ModelForge: Using GenAI to Improve the Development of Security Protocols

TL;DR

ModelForge leverages GenAI and NLP to automate translating natural language security protocol specifications into formal representations, simplifying formal analysis adoption.

Contribution

Introduces a novel tool that automates protocol specification translation for CPSA using GenAI, enhancing accessibility of formal methods.

Findings

ModelForge produces syntactically accurate protocol definitions.

The tool outperforms other LLMs in quality of generated outputs.
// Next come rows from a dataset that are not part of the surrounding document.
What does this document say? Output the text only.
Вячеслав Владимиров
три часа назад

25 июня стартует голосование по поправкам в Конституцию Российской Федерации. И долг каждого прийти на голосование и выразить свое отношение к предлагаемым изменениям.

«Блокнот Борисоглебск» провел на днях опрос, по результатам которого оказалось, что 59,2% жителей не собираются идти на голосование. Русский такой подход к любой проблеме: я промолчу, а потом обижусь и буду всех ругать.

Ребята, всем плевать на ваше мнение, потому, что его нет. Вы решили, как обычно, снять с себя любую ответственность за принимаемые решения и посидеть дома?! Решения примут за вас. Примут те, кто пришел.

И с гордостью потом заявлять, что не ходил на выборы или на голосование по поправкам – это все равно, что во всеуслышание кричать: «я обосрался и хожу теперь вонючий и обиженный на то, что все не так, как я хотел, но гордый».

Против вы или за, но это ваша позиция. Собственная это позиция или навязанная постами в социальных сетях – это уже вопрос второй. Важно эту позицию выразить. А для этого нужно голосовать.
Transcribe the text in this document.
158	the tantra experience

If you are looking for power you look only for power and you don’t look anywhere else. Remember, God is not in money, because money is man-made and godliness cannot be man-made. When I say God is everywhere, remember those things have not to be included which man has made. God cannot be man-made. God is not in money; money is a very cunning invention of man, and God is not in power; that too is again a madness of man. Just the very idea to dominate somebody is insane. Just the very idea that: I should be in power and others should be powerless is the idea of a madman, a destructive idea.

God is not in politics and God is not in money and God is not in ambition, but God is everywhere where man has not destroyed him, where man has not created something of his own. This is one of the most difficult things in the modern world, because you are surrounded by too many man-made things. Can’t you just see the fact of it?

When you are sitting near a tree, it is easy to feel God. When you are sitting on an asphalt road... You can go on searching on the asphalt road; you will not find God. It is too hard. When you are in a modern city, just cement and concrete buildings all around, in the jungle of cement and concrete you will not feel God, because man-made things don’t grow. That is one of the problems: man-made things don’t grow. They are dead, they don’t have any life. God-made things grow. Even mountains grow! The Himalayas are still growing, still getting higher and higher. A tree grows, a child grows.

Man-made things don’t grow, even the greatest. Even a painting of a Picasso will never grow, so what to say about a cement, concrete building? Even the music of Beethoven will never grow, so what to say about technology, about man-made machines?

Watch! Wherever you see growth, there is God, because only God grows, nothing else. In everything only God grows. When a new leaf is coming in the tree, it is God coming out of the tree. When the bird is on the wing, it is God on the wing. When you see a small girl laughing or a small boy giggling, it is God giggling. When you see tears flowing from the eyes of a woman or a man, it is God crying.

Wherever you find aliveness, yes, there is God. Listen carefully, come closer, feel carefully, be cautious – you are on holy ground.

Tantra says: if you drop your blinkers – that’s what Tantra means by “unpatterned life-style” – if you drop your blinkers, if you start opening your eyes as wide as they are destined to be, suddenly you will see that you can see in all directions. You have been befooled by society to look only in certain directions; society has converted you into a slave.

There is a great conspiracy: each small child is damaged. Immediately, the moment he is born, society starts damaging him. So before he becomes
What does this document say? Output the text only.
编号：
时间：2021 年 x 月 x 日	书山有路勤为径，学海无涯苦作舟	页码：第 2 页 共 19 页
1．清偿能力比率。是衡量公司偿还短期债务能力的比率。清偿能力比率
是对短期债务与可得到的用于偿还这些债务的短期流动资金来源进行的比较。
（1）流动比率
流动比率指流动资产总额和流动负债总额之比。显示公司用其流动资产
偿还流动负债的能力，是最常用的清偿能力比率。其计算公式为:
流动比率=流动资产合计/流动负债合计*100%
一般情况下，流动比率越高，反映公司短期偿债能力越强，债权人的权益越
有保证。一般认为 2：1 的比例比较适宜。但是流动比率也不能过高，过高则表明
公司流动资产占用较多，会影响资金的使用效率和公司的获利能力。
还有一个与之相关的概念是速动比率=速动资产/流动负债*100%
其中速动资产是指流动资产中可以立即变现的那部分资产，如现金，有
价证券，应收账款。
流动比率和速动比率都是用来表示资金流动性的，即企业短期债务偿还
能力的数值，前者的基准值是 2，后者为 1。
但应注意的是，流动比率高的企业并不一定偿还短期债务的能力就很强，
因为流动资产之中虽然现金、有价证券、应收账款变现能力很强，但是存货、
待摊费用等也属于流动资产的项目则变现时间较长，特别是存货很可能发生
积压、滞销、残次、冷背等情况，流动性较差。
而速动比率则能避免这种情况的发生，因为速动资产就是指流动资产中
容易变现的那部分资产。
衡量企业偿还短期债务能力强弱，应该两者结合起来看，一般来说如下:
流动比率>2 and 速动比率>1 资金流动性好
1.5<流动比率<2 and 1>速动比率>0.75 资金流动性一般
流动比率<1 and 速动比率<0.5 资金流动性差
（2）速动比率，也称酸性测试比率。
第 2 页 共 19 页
Some protocol details require further refinement.

Abstract

Formal methods can be used for verifying security protocols, but their adoption can be hindered by the complexity of translating natural language protocol specifications into formal representations. In this paper, we introduce ModelForge, a novel tool that automates the translation of protocol specifications for the Cryptographic Protocol Shapes Analyzer (CPSA). By leveraging advances in Natural Language Processing (NLP) and Generative AI (GenAI), ModelForge processes protocol specifications and generates a CPSA protocol definition. This approach reduces the manual effort required, making formal analysis more accessible. We evaluate ModelForge by fine-tuning a large language model (LLM) to generate protocol definitions for CPSA, comparing its performance with other popular LLMs. The results from our evaluation show that ModelForge consistently produces quality outputs, excelling in syntactic accuracy, though some refinement is needed to handle certain protocol details. The contributions of this work include the architecture and proof of concept for a translating tool designed to simplify the adoption of formal methods in the development of security protocols.